One-Joy, darling you are absolutely right, I was a prig, and I couldnt find my anger, and then WOOOSH!! Out it all came!! SPLATTT!!
And you were so forgiving of me being so holier than thou, and you GOT it that at the time it reminded me of spath daughter cussing at me as a teenager.
And now I say the F word more than most, and no-one ticks me off or calls me a Hypocrite!Least of all you my sweet sister! I love you.
You So get where I am now, and you are so understanding.Yea my wicked humour is coming out now as Im healing!
Witty so GREAT to hear you back again with us! Must crash now, just wanted to say I love all you guys.
Love,
Mama gemXX
I just want to comment on the original post. If you have a betrayal bond that develops in the mirage, it is very difficult to get out of the mirage. You may understand it all intellectually, but then all of sudden you are overwhelmed with a great longing to see the creep again. In the book BETRAYAL BOND, the author says that is a normal stage to go through and refers to those feelings as cravings. He goes on to discuss the things that support those cravings, the emotional reactivity, such as high arousal. I wish he had spent more time on how to combat all that, he provides some exercises, but not much on a few of the things.
As far as the shame, my therapist stressed, put the shame where it belongs….on him. Give him all the shame she told me.
Do we have responsibility? Yes, we have the ability to respond. That is responsibility. And next time, we’ll know better how to respond.

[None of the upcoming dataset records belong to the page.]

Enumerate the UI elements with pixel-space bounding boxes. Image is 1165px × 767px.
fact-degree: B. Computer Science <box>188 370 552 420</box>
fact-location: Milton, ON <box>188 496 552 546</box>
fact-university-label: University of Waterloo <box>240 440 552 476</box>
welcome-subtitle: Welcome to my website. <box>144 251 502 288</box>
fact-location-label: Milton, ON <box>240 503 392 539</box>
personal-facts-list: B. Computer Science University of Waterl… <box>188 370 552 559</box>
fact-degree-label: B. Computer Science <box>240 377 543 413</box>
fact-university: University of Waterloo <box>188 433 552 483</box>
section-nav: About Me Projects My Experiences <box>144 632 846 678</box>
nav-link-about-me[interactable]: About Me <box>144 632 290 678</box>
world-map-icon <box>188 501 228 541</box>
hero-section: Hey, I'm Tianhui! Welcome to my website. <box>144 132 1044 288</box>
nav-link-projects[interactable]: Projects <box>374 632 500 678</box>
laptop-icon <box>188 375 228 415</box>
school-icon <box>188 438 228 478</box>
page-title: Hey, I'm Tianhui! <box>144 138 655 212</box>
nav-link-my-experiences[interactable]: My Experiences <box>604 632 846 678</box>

I see the same dynamic in animal rescue work, responding to a cruelty case. The rescuers will inevitably turn on each other….you didn’t give the right antibiotic, so that animal died. You didn’t get the animals out of there soon enough…etc. Meanwhile the abuser sits in the background, gathering sympathy for how overwhelmed he was, he tried his best etc. BS!!! He caused the whole horrific situation!!!!!!!!! But it is amazing how little anger gets directed to him….even if cruelty charges are filed. Sometimes yes, the rescuers do get angry at the abuser, but since they can’t reach the real target, they turn on each other, like family dogs barking at a strange dog outside the fence, who suddenly stop barking at the strange dog, and turn on each other. Transfered aggression, because they can’t get to the real target.
And we transfer our aggression from the real target (who we can’t get to no matter what we do, except through NC and let’s face it, that never feels that satisfying), inward towards ourselves.
Dear Neveragain,
You bring up some very VALID POINTS! Thank you for discussing this, and I think many times you are right. I had a therapist tell me once that “the only valid (adult human) rescue is to drag an unconscious person out of a burning house.” That’s a pretty harsh, but you know, the more I live and learn, the more I think she is right.
Your analogy of the family dogs is a good one. Thanks. Lots of food for thought here.
Neveragain,
I loved those points too. It’s very interesting that you have observed this happening in animal abuse rescuers.
Rene Girard describes something like this in the scapegoat mechanism. He describes 2 kids fighting over a toy and the violence escalates, then a 3rd kid who happens to be a small weakling walks by and wants to play. The first 2 kids will stop fighting and both start calling the 3rd kid names and run him off. Suddenly there is peace.
He describes this transfer as being the origin of language because humans are able to substitute one victim for another. We can use one thing to symbolize another and that is basically what language is. Language is a complex system of sounds or signals that symbolize other things, people or ideas.